Berikut ini kutipan tulisan pendaftar tersebut (setelah diedit):
Biar nanti bisa beli BBM bersubsidi, tadi saya install ulang aplikasi layanan keuangan digital MyPertamina. Rupanya, aplikasi ini terintegrasi dengan aplikasi sejenis, yaitu LinkAja. Jadi untuk transaksi beli BBM, pembeli harus punya dana di LinkAja. Karena penasaran, walaupun programnya baru akan dimulai 1 Juli mendatang, saya coba isi (transfer) dana ke aplikasi tersebut seadanya, namanya juga coba-coba. Dana masuk, lancar, tetapi saya melihat di situ tertera biaya admin Rp 1.000.
Sepertinya tidak berarti karena cuma seribu, tapi saya lalu berpikir, berapa banyak biaya admin yang bakal masuk ke LinkAja ke depan dalam transaksi beli BBM bersubsidi. Jutaan konsumen pasti akan mengisi (top up) dana ke LinkAja, bisa beberapa hari sekali.

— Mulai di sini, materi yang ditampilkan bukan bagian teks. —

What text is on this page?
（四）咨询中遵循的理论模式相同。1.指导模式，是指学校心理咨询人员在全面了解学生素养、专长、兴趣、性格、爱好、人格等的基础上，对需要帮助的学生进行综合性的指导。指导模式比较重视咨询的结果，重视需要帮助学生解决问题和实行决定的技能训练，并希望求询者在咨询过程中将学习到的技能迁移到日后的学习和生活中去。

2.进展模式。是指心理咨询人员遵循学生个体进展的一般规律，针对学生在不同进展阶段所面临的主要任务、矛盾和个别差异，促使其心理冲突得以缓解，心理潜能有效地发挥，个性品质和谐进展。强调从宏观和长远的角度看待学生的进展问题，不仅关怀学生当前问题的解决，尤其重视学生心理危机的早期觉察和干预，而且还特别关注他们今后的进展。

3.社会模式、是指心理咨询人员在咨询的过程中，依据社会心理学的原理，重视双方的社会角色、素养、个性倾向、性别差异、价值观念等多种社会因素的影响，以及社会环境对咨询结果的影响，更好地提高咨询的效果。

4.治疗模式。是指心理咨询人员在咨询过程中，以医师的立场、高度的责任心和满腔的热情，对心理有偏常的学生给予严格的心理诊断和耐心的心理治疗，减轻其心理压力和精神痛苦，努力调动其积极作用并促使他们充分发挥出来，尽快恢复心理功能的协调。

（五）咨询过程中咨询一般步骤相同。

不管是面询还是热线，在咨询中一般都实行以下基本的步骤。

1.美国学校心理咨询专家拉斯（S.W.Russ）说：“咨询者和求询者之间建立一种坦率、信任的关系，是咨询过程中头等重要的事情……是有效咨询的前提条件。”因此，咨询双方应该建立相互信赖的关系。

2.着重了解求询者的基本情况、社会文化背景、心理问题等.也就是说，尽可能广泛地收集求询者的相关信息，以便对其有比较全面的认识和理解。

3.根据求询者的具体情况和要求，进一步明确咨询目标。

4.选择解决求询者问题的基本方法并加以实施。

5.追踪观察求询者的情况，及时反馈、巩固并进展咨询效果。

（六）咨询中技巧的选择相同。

Dengan jumlah kendaraan bermotor (mobil dan motor) di Indonesia tahun 2022 ini sebanyak 145 juta, taruhlah yang beli BBM bersubsidi hanya 10 persen, berarti ada 14,5 juta kendaraan. Maka, sebanyak 14,5 juta x Rp 1.000 terkumpul Rp 14,5 miliar setiap transaksi masuk ke LinkAja.
Jika dalam sebulan katakanlah 14,5 juta pelanggan tersebut rata-rata 5 x top up, maka Rp 72,5 miliar masuk ke LinkAja. Itu dengan asumsi hanya 10 persen pemilik kendaraan yang beli BBM bersubsidi. Kalau 20 persen, 30 persen, 50 persen atau lebih, kalikan saja sendiri. Belum lagi kalau top up lebih dari 5 x sebulan.
Saya acungi dua jempol atas kejelian MyPertamina bersama LinkAja dalam hal ini. Saya buka di Google, LinkAja merupakan layanan keuangan digital dari Telkomsel sebagai pemilik saham terbesar (25 persen), kemudian Bank Mandiri, BNI 46, dan BRI masing-masing 20 persen, BTN dan Pertamina masing-masing 7 persen, serta Jiwasraya dan Danareksa masing-masing 1 persen. Mantap jiwa. Ngakalin rakyat lagi!
Tampaknya belum ada tanggapan Pertamina terkait konsekuensi dari kerja samanya dengan LinkAja dalam aplikasi MyPertamina. Sejauh ini pihak Pertamina hanya mempersilakan masyarakat untuk mendaftar melalui saluran yang ada, tidak harus melalui aplikasi MyPertamina. Bisa lewat web “subsiditepat.mypertamina.id” atau langsung di SPBU Pertamina.
A. Zaini Bisri, jurnalis senior dan dosen Universitas Pancasakti Tegal.